Whether a vertex buffer is indexed by vertex or by instance.

Consider a call to RenderPass::draw like this:

render_pass.draw(vertices, instances)

where vertices is a Range<u32> of vertex indices, and instances is a Range<u32> of instance indices.

For this call, wgpu invokes the vertex shader entry point once for every possible (v, i) pair, where v is drawn from vertices and i is drawn from instances. These invocations may happen in any order, and will usually run in parallel.

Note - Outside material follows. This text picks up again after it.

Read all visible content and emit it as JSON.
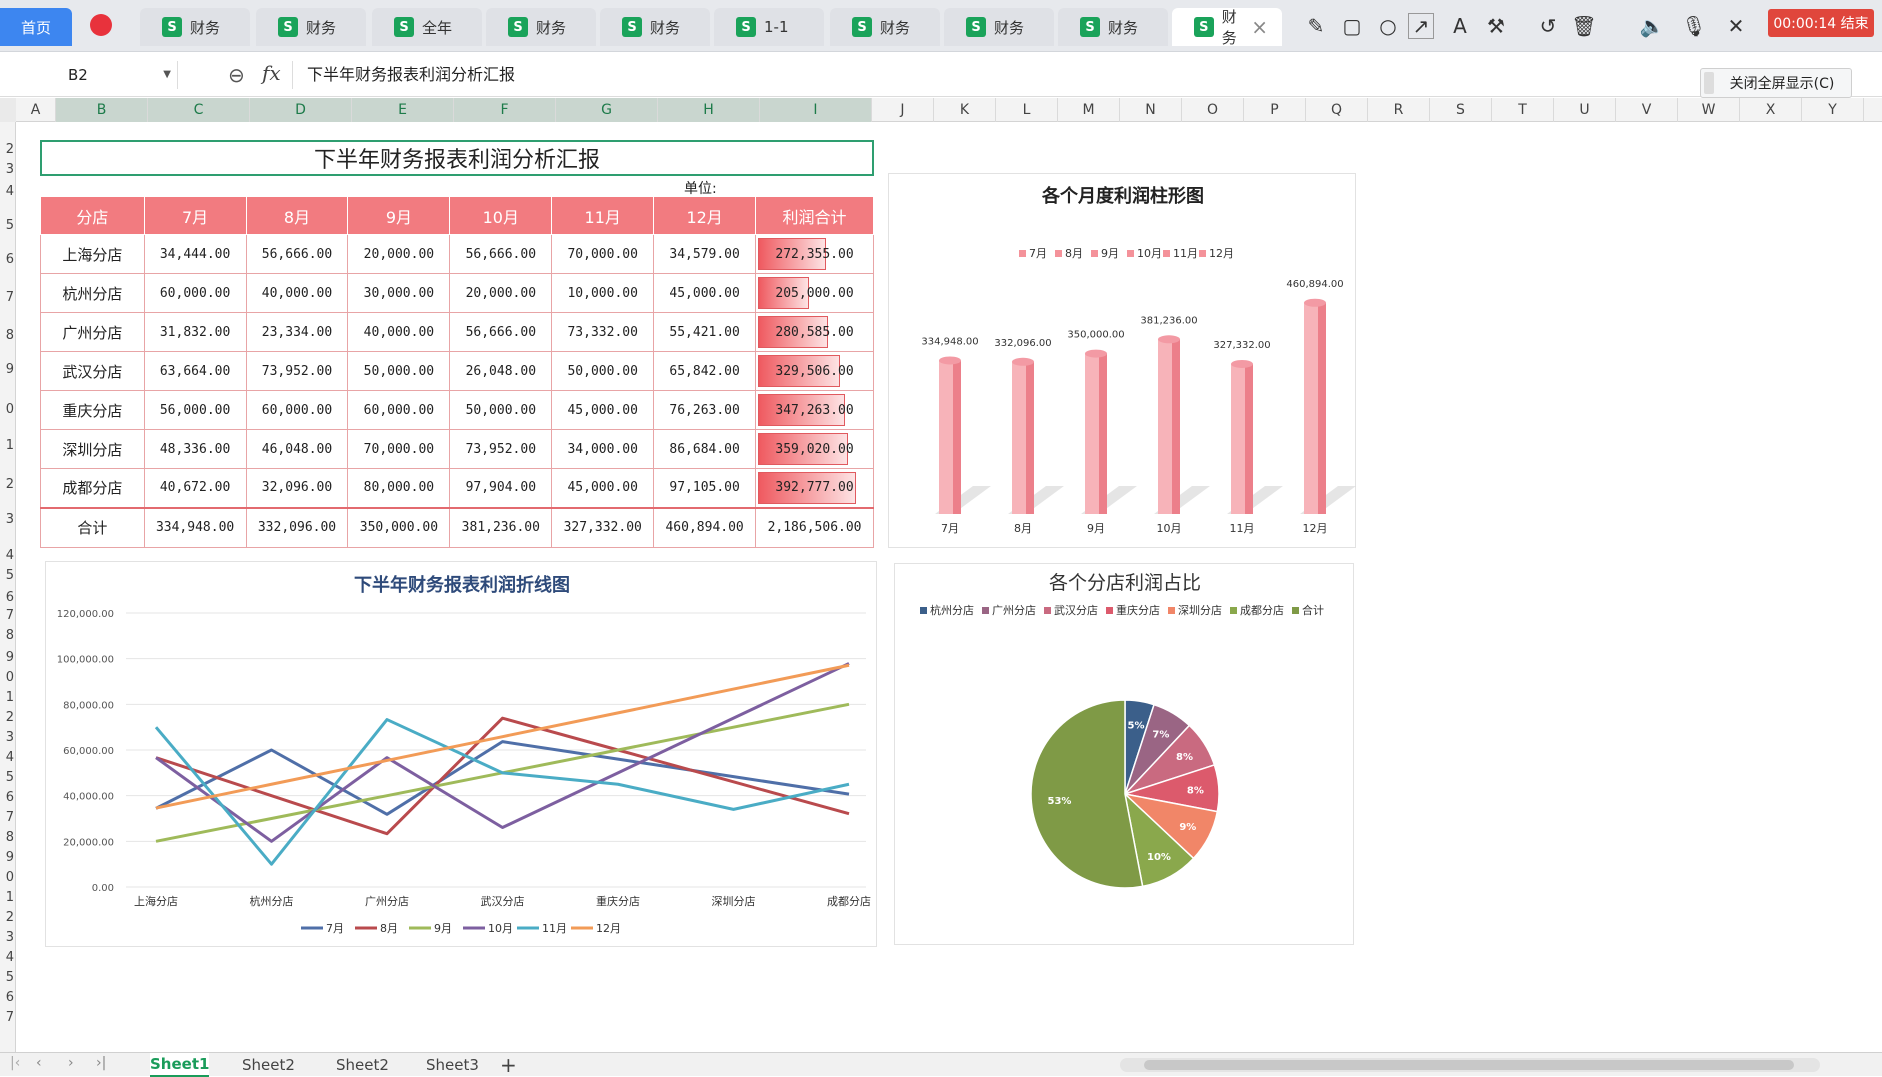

Each vertex buffer has a step mode, established by the step_mode field of its VertexBufferLayout, given when the pipeline was created. Buffers whose step mode is Vertex use v as the index into their contents, whereas buffers whose step mode is Instance use i. The indicated buffer element then contributes zero or more attribute values for the (v, i) vertex shader invocation to use, based on the VertexBufferLayout’s attributes list.

You can visualize the results from all these vertex shader invocations as a matrix with a row for each i from instances, and with a column for each v from vertices. In one sense, v and i are symmetrical: both are used to index vertex buffers and provide attribute values. But the key difference between v and i is that line and triangle primitives are built from the values of each row, along which i is constant and v varies, not the columns.

An indexed draw call works similarly:

render_pass.draw_indexed(indices, base_vertex, instances)

The only difference is that v values are drawn from the contents of the index buffer—specifically, the subrange of the index buffer given by indices—instead of simply being sequential integers, as they are in a draw call.

A non-instanced call, where instances is 0..1, is simply a matrix with only one row.

Corresponds to WebGPU GPUVertexStepMode.

Variants

Vertex

Vertex data is advanced every vertex.

Instance

Vertex data is advanced every instance.